What begins simply as a tale of an old teacher stopping in to visit a former pupil who had just moved into the neighborhood thus turns easily into a modern-day epic tale. Like Scheherazade narrating the Arabian Nights tales, Eliade creates a Persian carpet of stories, truth, and reality woven into a pattern of events whose outcome is in fact subordinate to the characters. Their lives intertwine, references return for further clarification, the very notion of time becomes almost irrelevant, as the teacher recounts the existence of another world: before the first and second world wars, before two sets of totalitarian rule obliterated fantasy and nostalgia—alternately, Nazi and communist.

But the ingrate pupil—now the head of the Romanian secret police—forbids his former teacher to reminisce, denying ever having attended even primary school, in line with his concocted story of deprived childhood, fabricated biographies being the stock in trade of the nomenklatura.
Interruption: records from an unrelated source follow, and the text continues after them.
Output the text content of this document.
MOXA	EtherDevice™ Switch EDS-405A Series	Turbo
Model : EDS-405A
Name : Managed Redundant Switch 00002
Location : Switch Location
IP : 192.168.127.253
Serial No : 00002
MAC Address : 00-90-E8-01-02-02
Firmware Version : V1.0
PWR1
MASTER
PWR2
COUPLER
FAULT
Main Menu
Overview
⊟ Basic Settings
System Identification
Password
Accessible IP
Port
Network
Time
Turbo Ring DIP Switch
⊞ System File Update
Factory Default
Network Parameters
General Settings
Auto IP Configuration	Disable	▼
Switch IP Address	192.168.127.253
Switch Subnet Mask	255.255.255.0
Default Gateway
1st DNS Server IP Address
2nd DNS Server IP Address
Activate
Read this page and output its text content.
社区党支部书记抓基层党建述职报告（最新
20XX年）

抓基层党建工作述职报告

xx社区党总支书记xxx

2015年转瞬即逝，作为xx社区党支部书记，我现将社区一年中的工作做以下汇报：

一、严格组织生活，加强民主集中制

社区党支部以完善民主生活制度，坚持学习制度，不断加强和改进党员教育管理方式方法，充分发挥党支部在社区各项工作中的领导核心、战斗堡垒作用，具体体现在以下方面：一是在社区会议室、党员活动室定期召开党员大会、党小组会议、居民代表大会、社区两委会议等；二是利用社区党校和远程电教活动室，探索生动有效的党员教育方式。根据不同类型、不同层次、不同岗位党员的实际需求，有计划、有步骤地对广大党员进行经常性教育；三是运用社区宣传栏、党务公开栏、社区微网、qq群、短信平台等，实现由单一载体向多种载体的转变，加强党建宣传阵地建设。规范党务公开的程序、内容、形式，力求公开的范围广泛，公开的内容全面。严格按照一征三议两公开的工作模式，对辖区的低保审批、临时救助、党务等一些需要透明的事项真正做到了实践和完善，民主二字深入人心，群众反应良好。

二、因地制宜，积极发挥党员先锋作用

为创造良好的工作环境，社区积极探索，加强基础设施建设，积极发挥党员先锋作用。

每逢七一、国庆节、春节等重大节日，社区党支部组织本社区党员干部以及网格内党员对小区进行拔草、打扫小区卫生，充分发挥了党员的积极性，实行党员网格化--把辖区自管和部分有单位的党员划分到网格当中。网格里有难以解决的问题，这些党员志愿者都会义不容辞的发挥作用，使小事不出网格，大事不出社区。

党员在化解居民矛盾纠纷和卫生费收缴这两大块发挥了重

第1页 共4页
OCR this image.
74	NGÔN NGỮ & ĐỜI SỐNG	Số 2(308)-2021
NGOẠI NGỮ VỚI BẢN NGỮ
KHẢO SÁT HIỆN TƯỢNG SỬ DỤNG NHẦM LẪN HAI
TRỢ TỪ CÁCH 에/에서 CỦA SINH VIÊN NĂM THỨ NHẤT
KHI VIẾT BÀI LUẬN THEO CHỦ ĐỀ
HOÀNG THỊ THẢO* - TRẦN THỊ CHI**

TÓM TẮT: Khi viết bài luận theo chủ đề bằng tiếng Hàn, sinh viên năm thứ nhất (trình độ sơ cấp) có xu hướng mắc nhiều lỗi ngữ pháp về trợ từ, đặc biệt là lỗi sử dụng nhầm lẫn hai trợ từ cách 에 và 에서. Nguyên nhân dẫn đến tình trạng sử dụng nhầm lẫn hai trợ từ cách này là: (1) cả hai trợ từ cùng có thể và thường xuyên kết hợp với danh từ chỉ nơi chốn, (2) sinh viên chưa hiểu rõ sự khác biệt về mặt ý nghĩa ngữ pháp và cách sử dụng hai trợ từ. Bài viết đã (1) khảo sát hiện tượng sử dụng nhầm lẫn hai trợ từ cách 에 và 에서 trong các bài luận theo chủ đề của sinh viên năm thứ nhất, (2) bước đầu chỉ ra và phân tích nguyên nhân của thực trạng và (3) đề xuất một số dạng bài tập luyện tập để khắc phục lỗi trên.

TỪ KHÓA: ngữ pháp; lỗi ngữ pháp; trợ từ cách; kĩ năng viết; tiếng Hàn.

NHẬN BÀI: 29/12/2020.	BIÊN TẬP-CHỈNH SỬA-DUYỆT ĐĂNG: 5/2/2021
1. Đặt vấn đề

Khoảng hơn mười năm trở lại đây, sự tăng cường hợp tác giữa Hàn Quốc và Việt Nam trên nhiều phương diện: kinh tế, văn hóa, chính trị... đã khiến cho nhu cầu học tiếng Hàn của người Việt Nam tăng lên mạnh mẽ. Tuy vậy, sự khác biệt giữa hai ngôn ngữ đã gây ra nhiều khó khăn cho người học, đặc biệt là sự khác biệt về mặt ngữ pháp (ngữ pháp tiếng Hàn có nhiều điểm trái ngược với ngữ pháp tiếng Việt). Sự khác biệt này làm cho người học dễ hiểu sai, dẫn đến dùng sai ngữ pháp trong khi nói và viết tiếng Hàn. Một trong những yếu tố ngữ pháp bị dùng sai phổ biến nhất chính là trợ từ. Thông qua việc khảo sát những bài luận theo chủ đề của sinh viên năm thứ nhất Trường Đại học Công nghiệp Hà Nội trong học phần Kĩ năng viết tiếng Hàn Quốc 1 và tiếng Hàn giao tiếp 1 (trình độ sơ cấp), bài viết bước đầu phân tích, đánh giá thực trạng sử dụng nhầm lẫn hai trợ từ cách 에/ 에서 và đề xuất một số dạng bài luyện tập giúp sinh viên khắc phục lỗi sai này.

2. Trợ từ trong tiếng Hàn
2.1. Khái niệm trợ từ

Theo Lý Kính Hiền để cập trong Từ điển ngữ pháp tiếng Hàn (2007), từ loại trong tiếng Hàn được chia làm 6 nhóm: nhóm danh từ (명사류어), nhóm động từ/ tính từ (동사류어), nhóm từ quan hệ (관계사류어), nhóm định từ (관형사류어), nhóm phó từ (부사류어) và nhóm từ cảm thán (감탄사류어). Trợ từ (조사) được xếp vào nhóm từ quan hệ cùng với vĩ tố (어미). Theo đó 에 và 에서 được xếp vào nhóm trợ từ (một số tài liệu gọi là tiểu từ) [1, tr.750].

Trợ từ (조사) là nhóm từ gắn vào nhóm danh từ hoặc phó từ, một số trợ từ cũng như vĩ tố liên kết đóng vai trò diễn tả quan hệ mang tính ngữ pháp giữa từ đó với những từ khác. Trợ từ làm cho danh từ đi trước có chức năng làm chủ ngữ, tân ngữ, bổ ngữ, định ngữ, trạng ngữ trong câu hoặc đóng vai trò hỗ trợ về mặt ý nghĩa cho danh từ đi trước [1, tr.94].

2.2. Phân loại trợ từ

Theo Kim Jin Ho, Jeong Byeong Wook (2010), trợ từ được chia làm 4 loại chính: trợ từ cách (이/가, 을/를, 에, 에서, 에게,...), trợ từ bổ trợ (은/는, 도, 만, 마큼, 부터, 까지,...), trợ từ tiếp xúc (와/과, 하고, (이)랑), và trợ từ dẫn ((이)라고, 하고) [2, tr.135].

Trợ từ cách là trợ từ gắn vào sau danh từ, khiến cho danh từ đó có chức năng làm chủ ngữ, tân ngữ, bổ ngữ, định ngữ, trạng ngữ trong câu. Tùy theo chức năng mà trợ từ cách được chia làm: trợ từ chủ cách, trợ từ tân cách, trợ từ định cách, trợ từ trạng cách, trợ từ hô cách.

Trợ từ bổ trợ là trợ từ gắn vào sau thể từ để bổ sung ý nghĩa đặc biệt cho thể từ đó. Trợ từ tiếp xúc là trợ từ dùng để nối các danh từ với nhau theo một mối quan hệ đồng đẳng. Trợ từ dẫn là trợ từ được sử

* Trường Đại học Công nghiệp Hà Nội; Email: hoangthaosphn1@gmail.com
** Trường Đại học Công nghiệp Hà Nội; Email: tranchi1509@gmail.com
Yet the police detain the old man, asking him to write what he knows, as police—particularly, though by no means exclusively, the communist variety—are wont to do. The teacher agrees gladly, telling stories with a classic Romanian folktale flavor and a powerful admixture of mythology.

His stories are of demigods and mortals touched by miracle: the statuesque Oana, the beautiful young woman who, until she finds the husband the gods have destined for her, obsessively weds man and beast after she is first raped, yet preserves a childlike innocence; the Romanian peasant women in awe of Oana, believing her to have cast a spell on their husbands; the young man, a colleague of the secret police chief, in love with a woman alternately young and old, seemingly at will; the beautiful Arghira whose eyesight was restored by miraculous water; and more.

Rather than dismissing the teacher as a liar, dreamer, or worse, an artist—in short, an enemy of the people—the police, and even high-ranking members of the party hierarchy, continue the interrogation, intrigued by several events of political significance: for example, the defection of one young man to the Soviet Union and the total disappearance of another, a rabbi's son, into a cellar. Added to the mystery is the existence of a treasure, in almost fairy-tale fashion, that is allegedly discovered by a party member, who is subsequently found out. So the dichotomy is not clear-cut: the bureaucrats are part of the fantastic story, even if their role is merely that of Ali Baba's thieves.

The story ends with mystery, as it had begun. But it becomes clear that no ending matters, that no ending is possible. Accordingly, the story follows a respected antirealist tradition in Eastern European literature directly contrary to so-called socialist realism. Its Jungian approach—the archetypical themes of the human dream—is elegant yet earthy, the obvious result of Eliade's familiarity with the delicate, honest stories of mountain peasants. If the bureaucrats in Romania will never let this novel be published in its original musical language, at least English-speaking audiences will surely benefit and enjoy.